Answer:
a) Economic order or production quantity = 2,500 tires.
Number of production runs in a year = 50 runs
Hence, 2,500 tires should be produced in each of the 50 runs in a year to minimize total cost.
b) Minimum total inventory cost = Tsh 30,000
Step-by-step explanation:
The total cost for the tire production firm will be a sum of the total production cost and total inventory cost.
Total cost = Total Production cost + Total inventory cost
Total Production Cost = (Number of production runs in a year) × (Setup Cost of one production run)
Number of production runs in a year = (Annual demand)/(Number of units produced per production run)
Let the annual demand = D
Number of units produced per production run = Q
Setup Cost of one production run = S
Number of production runs in a year = (D/Q)

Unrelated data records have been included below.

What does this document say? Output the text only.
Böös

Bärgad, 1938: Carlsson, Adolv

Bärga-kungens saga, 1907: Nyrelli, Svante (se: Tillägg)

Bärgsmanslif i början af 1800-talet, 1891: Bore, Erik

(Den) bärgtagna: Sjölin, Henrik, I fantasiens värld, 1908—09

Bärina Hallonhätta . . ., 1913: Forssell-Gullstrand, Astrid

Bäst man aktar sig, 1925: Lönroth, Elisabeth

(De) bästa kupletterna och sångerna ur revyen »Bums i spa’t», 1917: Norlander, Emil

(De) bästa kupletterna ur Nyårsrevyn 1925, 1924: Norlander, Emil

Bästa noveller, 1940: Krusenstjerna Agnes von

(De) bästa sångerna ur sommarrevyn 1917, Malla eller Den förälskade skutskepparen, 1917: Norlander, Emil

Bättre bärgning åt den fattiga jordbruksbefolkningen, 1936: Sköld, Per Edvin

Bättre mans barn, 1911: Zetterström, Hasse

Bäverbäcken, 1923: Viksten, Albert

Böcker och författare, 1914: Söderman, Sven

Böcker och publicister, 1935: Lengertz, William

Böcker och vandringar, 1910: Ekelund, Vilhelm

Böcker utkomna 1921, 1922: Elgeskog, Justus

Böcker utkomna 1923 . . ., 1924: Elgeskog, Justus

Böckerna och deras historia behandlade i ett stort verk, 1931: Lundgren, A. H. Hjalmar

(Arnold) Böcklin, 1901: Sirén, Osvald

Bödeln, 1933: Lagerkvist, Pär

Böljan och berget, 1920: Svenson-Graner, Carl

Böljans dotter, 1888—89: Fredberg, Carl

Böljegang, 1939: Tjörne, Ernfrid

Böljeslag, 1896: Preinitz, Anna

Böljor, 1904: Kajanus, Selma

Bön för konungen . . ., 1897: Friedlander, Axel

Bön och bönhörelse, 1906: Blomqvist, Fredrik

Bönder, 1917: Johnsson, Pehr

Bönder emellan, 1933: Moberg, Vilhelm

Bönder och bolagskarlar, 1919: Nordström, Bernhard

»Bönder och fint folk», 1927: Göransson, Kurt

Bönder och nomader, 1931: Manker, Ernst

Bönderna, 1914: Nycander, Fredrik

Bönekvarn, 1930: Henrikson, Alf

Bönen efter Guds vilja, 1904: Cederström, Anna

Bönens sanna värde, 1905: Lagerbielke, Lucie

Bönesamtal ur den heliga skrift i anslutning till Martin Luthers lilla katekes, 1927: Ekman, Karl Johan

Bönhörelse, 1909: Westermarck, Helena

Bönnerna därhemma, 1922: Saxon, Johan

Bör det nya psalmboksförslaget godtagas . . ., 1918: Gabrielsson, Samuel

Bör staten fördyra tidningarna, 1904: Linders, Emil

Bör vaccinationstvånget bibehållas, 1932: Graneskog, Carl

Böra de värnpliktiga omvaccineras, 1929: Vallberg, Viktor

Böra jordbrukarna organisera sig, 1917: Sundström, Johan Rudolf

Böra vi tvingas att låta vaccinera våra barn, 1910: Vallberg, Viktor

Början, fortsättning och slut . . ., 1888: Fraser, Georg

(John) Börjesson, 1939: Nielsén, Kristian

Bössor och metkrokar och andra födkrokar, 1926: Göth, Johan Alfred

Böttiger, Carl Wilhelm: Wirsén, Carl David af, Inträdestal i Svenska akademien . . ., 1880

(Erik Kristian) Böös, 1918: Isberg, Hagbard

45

Total Production Cost = (DS/Q)
Total inventory Cost = (Average inventory level) × (Cost of holding 1 unit in inventory)
Average inventory level is usually assumed to be half of the number of units in a production run = (Q/2)
Cost of Holding a unit of product in inventory = H
Total inventory Cost = (QH/2)
Total cost = TC = (DS/Q) + (QH/2)
At minimum cost, (dTC/dQ) = 0
(dTC/dQ) = -(DS/Q²) + (H/2) = 0
(DS/Q²) = (H/2)
Q² = (2DS/H)
Hence,
Economic order/production quantity = Q = √(2DS/H)
For this question
D = Annual demand = 125,000 tires
S = Setup cost for one production run = Tsh 600
H = Holding cost for one unit in inventory = Tsh 24
Q = √(2×125000×600/24) = 2,500 units
Number of production runs in a year = (D/Q) = (125000/2500) = 50 production runs.
b) Total Inventory Cost = (QH/2)
At minimum total inventory cost, Q = 2,500
Minimum total inventory cost = (2500×24/2) = Tsh 30,000
Hope this Helps!!!